Failed audits in Dashboard, but not in logs

Pac · December 11, 2020, 8:26am

Hi,

I’m wondering something as one of my nodes failed an audit at some point (noticed only now the score is 99.xx%):

"12rfG3sh9NCWiX3ivPjq2HtdLmbqCrvHVEzJubnzFzosMuawymB"
{
  "totalCount": 872,
  "successCount": 871,
  "alpha": 19.975104,
  "beta": 0.024895,
  "unknownAlpha": 19.99999,
  "unknownBeta": 0,
  "score": 0.9987552499377624,
  "unknownScore": 1
}

I scrapped my logs from the past ~70 days (october, november and december logs) and found not a single audit failure with the following command:
cat node.log | grep -i audit | grep -i fail

But this node was previously on a very slow SMR drive that was crawling miserably for hours (more than 10…) whenever watchtower would update it, making it slow to respond, so my best guess right now is that it might have failed an audit because of the 5 minute timeout in the past.

When an audit fails because of the timeout, is this audit failure supposed to be visible in the Node’s logs?

Alexey · December 11, 2020, 8:42am

There are two ways to fail audit:

corrupted/missed/unreadable file;
3 timeouts 5 minutes each for the same piece.

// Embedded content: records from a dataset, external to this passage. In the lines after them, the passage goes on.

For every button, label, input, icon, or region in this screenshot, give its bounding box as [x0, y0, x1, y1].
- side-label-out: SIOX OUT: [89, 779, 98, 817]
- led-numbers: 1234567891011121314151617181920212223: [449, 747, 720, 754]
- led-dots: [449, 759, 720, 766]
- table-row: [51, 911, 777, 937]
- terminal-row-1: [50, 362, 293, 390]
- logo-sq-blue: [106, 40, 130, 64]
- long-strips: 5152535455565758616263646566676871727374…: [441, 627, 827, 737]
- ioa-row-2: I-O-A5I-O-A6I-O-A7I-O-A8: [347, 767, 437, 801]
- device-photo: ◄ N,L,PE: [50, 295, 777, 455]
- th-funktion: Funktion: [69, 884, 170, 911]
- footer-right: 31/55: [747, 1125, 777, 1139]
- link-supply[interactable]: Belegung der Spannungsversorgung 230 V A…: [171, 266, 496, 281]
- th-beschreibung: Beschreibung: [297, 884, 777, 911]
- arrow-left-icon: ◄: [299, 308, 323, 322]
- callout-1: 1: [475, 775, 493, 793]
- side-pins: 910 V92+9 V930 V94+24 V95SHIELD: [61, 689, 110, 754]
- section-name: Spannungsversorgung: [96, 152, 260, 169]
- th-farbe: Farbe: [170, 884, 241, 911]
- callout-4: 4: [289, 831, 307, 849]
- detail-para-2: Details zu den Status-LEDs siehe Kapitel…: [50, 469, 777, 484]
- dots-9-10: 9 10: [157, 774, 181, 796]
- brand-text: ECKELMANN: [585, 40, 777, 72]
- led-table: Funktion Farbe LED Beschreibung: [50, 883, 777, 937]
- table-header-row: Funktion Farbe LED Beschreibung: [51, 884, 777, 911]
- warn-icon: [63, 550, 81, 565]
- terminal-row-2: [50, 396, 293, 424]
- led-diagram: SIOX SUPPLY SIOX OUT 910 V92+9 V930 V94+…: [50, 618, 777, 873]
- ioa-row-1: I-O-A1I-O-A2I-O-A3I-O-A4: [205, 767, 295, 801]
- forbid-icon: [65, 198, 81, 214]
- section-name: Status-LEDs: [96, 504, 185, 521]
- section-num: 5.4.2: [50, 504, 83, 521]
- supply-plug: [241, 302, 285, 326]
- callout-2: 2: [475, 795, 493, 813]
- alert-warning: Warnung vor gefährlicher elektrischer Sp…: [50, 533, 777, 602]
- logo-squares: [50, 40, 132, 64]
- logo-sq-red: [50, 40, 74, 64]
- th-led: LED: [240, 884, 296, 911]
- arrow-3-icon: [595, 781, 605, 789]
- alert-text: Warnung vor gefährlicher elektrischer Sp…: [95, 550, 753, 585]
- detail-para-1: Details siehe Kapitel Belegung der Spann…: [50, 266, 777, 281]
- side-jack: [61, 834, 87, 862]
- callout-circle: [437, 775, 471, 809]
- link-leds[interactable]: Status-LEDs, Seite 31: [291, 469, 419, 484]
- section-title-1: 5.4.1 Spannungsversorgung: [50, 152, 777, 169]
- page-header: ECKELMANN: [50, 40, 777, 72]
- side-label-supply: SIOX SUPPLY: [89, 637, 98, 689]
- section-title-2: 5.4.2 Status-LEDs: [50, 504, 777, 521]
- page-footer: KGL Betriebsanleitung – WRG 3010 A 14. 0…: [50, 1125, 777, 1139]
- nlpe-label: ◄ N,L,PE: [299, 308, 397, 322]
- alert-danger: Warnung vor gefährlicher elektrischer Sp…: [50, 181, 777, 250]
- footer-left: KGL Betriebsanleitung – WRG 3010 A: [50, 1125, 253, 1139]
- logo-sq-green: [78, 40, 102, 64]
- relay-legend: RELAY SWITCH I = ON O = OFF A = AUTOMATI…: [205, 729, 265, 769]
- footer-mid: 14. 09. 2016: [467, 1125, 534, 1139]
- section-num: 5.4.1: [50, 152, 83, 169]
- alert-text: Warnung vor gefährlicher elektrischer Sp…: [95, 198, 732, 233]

You can see the audit failed only for the first case. For the second case you could see only started audit but never finished. If the node was unresponsive or too slow or almost hang (but was able to answer on audit request), it might not even register the attempt, especially if that the same disk which the node is unable to read/write in a reasonable time.

Pac · December 11, 2020, 9:05am

Right, so I would need to parse the logs to (maybe) find started audits that do not have corresponding success/failure lines.
That would require some scripting
Thanks @Alexey.

andrew2.hart · December 11, 2020, 4:38pm

truncated files only show a error at the satellite end, nothing in the storagenode logs.
At least in my testing several versions ago.

or did i get it backwards lol